Energy transmission through curved double-wall panel: A numerical approach

Abstract

It is a common practice in aerospace and automobile industries to use double wall panels as fuselage skins or in window panels to improve acoustic insulation. However, the scientific community is yet to develop a reliable prediction method for a suitable vibro-acoustic model for sound transmission through a curved double-wall panel. In this quest, the present work tries to delve into the modeling of energy transmission through a double-wall curved panel and the subsequent radiation of sound power in low to mid frequency range into the free field from the exterior curved panel. A modal expansion theory based on Green’s theorem is implemented to model the energy transmission through an acoustically coupled double-wall curved panel. A method based on the boundary element (BE) technique is then employed to calculate the radiated sound into the free field from the curved panel. The main advantage derived from BEM is that it is sufficient to discretise the radiated surface alone and there is no need to mesh the infinitely extended acoustic domain surrounding the vibrating surface as the non-reflecting boundary condition has been already implemented while developing the governing BEM equation.

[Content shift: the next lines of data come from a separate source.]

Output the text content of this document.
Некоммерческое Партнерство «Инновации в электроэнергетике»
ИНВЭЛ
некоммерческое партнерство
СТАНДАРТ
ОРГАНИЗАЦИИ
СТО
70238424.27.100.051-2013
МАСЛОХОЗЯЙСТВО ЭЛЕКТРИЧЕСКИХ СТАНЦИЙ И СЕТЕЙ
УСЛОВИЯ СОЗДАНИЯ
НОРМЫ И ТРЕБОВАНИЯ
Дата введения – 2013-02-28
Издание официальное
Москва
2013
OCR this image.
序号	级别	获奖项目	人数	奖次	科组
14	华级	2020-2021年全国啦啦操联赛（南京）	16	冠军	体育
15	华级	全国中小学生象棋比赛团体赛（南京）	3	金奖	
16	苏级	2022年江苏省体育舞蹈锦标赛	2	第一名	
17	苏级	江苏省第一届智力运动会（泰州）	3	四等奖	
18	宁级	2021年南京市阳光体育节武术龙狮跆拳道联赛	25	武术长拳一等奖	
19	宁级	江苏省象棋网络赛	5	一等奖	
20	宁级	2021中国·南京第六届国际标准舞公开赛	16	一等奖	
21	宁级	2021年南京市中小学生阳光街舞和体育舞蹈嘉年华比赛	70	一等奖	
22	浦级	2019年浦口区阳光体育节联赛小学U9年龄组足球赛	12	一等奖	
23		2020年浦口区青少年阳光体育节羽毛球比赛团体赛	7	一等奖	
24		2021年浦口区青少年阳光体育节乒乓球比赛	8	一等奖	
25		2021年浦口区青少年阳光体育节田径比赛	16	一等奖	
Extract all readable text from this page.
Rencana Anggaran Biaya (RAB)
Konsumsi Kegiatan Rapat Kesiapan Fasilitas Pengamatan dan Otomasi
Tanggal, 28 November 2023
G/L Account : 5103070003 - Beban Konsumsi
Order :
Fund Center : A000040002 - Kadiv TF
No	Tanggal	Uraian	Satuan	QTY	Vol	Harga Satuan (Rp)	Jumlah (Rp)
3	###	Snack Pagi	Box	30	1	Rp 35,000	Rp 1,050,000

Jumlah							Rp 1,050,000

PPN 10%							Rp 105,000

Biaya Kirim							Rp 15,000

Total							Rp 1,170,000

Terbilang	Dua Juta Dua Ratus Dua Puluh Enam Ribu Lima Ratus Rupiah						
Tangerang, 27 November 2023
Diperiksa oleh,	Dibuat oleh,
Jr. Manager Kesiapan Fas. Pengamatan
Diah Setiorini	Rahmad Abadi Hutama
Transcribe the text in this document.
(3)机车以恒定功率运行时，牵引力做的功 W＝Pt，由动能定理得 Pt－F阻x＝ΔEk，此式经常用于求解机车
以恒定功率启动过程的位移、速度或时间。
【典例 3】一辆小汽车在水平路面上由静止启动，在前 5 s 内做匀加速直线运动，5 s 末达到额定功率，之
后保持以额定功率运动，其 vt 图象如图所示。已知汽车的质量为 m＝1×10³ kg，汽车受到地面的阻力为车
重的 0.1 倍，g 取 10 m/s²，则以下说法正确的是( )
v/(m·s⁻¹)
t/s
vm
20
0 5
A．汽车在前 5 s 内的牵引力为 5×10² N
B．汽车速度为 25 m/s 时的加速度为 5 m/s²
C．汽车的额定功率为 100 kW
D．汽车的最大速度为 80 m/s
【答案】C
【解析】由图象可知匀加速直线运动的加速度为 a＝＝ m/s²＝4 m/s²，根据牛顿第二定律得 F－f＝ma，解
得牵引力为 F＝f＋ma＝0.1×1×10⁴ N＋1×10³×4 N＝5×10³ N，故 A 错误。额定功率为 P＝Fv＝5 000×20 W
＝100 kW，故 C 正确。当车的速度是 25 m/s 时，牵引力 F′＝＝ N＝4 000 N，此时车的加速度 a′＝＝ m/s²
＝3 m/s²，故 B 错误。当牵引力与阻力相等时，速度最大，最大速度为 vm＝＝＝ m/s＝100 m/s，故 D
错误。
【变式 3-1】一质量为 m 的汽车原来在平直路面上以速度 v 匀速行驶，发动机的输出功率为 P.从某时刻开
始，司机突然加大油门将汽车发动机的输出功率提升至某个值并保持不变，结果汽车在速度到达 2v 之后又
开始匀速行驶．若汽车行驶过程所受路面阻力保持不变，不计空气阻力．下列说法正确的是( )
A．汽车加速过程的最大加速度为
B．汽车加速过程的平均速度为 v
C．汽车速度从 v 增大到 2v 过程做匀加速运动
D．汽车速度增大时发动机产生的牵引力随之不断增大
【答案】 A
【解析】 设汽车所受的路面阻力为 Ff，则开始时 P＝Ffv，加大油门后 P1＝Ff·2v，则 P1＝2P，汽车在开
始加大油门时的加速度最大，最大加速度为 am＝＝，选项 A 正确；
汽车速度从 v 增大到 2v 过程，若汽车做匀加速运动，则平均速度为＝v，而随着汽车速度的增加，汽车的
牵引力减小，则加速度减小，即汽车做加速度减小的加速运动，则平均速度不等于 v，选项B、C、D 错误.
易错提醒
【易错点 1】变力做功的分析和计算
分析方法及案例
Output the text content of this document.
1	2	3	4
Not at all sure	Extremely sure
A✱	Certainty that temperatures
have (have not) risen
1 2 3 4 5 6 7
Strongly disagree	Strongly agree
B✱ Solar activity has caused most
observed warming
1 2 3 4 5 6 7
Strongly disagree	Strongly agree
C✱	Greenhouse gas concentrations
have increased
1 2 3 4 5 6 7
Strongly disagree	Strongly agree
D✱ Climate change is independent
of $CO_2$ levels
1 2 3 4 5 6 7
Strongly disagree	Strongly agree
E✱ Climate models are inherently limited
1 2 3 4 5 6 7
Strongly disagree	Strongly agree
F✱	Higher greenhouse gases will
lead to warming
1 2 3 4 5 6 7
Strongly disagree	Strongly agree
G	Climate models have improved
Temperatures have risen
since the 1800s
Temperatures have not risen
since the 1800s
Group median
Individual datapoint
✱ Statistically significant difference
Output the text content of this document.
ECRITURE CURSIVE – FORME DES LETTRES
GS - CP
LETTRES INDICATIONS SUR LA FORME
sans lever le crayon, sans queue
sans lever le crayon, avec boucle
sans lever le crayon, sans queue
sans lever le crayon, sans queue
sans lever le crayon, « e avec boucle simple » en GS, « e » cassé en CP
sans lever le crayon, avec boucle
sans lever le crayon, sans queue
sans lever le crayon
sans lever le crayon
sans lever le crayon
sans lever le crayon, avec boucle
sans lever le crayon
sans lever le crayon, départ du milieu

The developed BEM program is first validated experimentally for a flat panel where it is found to work with reasonable accuracy. The BEM program is also compared for a curved panel numerically with the elemental radiator approach. It has been observed in the present study that the radius of curvature of the surface has a prominent effect on the characteristics of radiated sound power into the free field. Effect of thickness of the air gap between the two curved surfaces on sound power radiation has also been noted.